“Never shall I forget my tortured feelings when I beheld that noble edifice wrapt in flames,” wrote a horrified Dr. James Ewell in 1814. The local doctor was a witness to the torching of the US Capitol by departing British troops, who left a smoldering path of destruction in their wake.
Lest recent events tempt us to believe that our times are unique in DC history, Edward P. Moser is here to set the record straight. “Since the start of its construction 230 years ago,” he reminds us, “the Capitol has witnessed an astonishing amount of turmoil, bloodshed, and controversy.”
In “The Lost History of the Capitol: The Hidden and Tumultuous Saga of Congress and the Capitol Building,” Moser tells more than thirty stories of duels, canings, riots, bombings, assassination attempts, and bootlegging—all of which took place in or near the Capitol.
Among the highly dramatic accounts are the 1835 beating of a congressman by ex-senator Sam Houston; the 1890 shooting death of a former representative by the beleaguered reporter whom he had “bullied, browbeaten, and outright beaten”; and the 1954 assault on Congress by Puerto Rican separatists, which left five representatives wounded.

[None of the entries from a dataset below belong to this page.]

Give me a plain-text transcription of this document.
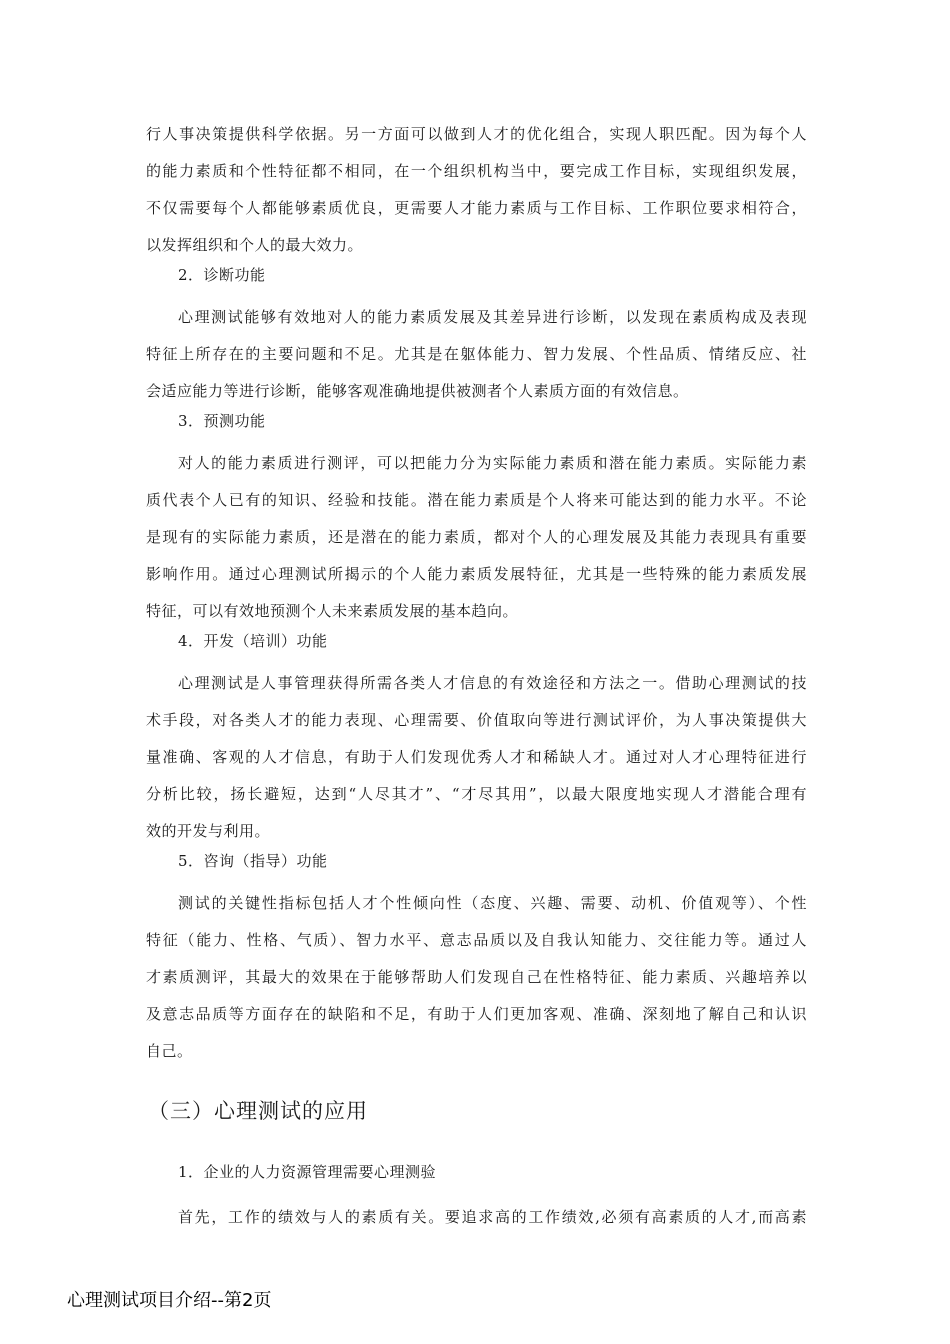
行人事决策提供科学依据。另一方面可以做到人才的优化组合，实现人职匹配。因为每个人
的能力素质和个性特征都不相同，在一个组织机构当中，要完成工作目标，实现组织发展，
不仅需要每个人都能够素质优良，更需要人才能力素质与工作目标、工作职位要求相符合，
以发挥组织和个人的最大效力。
2．诊断功能
心理测试能够有效地对人的能力素质发展及其差异进行诊断，以发现在素质构成及表现
特征上所存在的主要问题和不足。尤其是在躯体能力、智力发展、个性品质、情绪反应、社
会适应能力等进行诊断，能够客观准确地提供被测者个人素质方面的有效信息。
3．预测功能
对人的能力素质进行测评，可以把能力分为实际能力素质和潜在能力素质。实际能力素
质代表个人已有的知识、经验和技能。潜在能力素质是个人将来可能达到的能力水平。不论
是现有的实际能力素质，还是潜在的能力素质，都对个人的心理发展及其能力表现具有重要
影响作用。通过心理测试所揭示的个人能力素质发展特征，尤其是一些特殊的能力素质发展
特征，可以有效地预测个人未来素质发展的基本趋向。
4．开发（培训）功能
心理测试是人事管理获得所需各类人才信息的有效途径和方法之一。借助心理测试的技
术手段，对各类人才的能力表现、心理需要、价值取向等进行测试评价，为人事决策提供大
量准确、客观的人才信息，有助于人们发现优秀人才和稀缺人才。通过对人才心理特征进行
分析比较，扬长避短，达到“人尽其才”、“才尽其用”，以最大限度地实现人才潜能合理有
效的开发与利用。
5．咨询（指导）功能
测试的关键性指标包括人才个性倾向性（态度、兴趣、需要、动机、价值观等）、个性
特征（能力、性格、气质）、智力水平、意志品质以及自我认知能力、交往能力等。通过人
才素质测评，其最大的效果在于能够帮助人们发现自己在性格特征、能力素质、兴趣培养以
及意志品质等方面存在的缺陷和不足，有助于人们更加客观、准确、深刻地了解自己和认识
自己。
（三）心理测试的应用
1．企业的人力资源管理需要心理测验
首先，工作的绩效与人的素质有关。要追求高的工作绩效,必须有高素质的人才,而高素
心理测试项目介绍--第2页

While Moser acknowledges that the insurrection on January 6 “ranks among the wildest events in the building’s more than two centuries of existence,” he describes another deadly riot that took place on election day in 1857, when two gangs supported by the anti-immigrant Know-Nothing Party—the Plug Uglies from Baltimore and the local Rip Raps—tried to disrupt the vote. The president called out the Marines, who eventually prevailed, but not before “eight to ten people lay dead or fatally wounded, and twenty to thirty others were wounded.” All were spectators.
“A locus of so much power and wealth inevitably leads to considerable bad along with the good,” writes Moser. As the defining symbol of our neighborhood, the Capitol embodies all the beauty, richness, idiosyncrasy—and occasional ugliness—of our nation itself. “The Lost History of the Capitol” is an entertaining introduction to the many stories it has to tell.
Edward Moser is a historian, tour guide, and author who served as a speechwriter for George H.W. Bush and editor of Time-Life Books. His previous books include “The White House’s Unruly Neighborhood” and “A Patriot’s A to Z of America.”